Use audio transcription API

The following example demonstrates how to use the native audio transcription API in Foundry Local. The code includes the following steps:

  1. Initializes a FoundryLocalManager instance with a Configuration.
  2. Gets a Model object from the model catalog using an alias. Note: Foundry Local selects the best variant for the model automatically based on the available hardware of the host machine.
  3. Downloads and loads the model variant.
  4. Uses the native audio transcription API to generate a response.
  5. Unloads the model.

Copy-and-paste the following code into a C# file named Program.cs:

using Microsoft.AI.Foundry.Local;
using Microsoft.Extensions.Logging;

var config = new Configuration
{
    AppName = "app-name",
    LogLevel = Microsoft.AI.Foundry.Local.LogLevel.Debug
};

using var loggerFactory = LoggerFactory.Create(builder =>
{
    builder.SetMinimumLevel(Microsoft.Extensions.Logging.LogLevel.Debug);
});
var logger = loggerFactory.CreateLogger<Program>();

// Initialize the singleton instance.
await FoundryLocalManager.CreateAsync(config, logger);
var mgr = FoundryLocalManager.Instance;

// Get the model catalog
var catalog = await mgr.GetCatalogAsync();

// Get a model using an alias and select the CPU model variant
var model = await catalog.GetModelAsync("whisper-tiny") ?? throw new System.Exception("Model not found");
var modelVariant = model.Variants.First(v => v.Info.Runtime?.DeviceType == DeviceType.CPU);
model.SelectVariant(modelVariant);

// Download the model (the method skips download if already cached)
await model.DownloadAsync(progress =>
{
    Console.Write($"\rDownloading model: {progress:F2}%");
    if (progress >= 100f)
    {
        Console.WriteLine();
    }
});

// Load the model
await model.LoadAsync();

// Get a chat client
var audioClient = await model.GetAudioClientAsync();

// get a cancellation token
CancellationToken ct = new CancellationToken();

// Get a transcription with streaming outputs
var response = audioClient.TranscribeAudioStreamingAsync("Recording.mp3", ct);
await foreach (var chunk in response)
{
    Console.Write(chunk.Text);
    Console.Out.Flush();
}
Console.WriteLine();

// Tidy up - unload the model
await model.UnloadAsync();

Note

You'll need to replace "Recording.mp3" with the path to your audio file that you want to transcribe.

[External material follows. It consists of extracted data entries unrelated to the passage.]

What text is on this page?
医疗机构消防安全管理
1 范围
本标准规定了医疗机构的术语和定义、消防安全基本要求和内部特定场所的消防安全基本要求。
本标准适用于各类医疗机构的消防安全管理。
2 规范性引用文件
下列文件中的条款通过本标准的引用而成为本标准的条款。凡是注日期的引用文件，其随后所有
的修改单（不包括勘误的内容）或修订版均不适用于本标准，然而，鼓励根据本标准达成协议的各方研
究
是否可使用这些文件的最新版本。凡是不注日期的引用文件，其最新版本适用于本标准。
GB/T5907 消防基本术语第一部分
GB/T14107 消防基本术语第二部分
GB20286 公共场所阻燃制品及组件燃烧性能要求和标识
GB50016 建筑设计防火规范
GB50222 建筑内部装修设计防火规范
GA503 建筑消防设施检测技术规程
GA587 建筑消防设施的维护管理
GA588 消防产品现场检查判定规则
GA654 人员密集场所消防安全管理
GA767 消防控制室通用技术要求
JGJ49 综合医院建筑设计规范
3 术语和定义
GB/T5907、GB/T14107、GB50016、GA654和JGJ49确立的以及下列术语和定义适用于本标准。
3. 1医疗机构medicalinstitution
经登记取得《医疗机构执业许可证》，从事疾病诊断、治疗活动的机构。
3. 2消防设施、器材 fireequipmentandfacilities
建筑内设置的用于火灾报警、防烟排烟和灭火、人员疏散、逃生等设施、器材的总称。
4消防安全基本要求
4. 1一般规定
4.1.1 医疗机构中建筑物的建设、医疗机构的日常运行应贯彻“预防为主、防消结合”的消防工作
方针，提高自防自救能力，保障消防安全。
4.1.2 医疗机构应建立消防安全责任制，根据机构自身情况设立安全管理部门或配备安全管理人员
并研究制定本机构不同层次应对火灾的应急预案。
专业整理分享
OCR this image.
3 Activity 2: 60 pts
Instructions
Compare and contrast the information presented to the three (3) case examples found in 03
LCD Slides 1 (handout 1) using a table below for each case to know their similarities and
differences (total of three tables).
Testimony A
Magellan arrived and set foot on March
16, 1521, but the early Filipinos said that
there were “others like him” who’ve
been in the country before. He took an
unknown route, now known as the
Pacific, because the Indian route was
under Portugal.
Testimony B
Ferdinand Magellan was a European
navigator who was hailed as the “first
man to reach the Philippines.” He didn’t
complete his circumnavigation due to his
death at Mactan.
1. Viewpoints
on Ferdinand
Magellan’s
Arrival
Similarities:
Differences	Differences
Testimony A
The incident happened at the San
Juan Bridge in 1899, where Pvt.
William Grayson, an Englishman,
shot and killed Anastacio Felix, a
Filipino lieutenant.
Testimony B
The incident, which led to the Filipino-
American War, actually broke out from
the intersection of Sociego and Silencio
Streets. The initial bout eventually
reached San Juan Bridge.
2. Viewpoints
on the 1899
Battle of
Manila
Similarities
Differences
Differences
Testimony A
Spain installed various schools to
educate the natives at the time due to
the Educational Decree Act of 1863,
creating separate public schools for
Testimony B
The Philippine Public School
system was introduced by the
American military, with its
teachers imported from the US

Foundry Local has a native audio transcription API that allows you to transcribe audio files in the following formats:

  • WAV
  • MP3
  • FLAC

Run the code using the following command:

If your architecture is x64, use the following command:

dotnet run -r:win-x64

If your architecture is arm64, use the following command:

dotnet run -r:win-arm64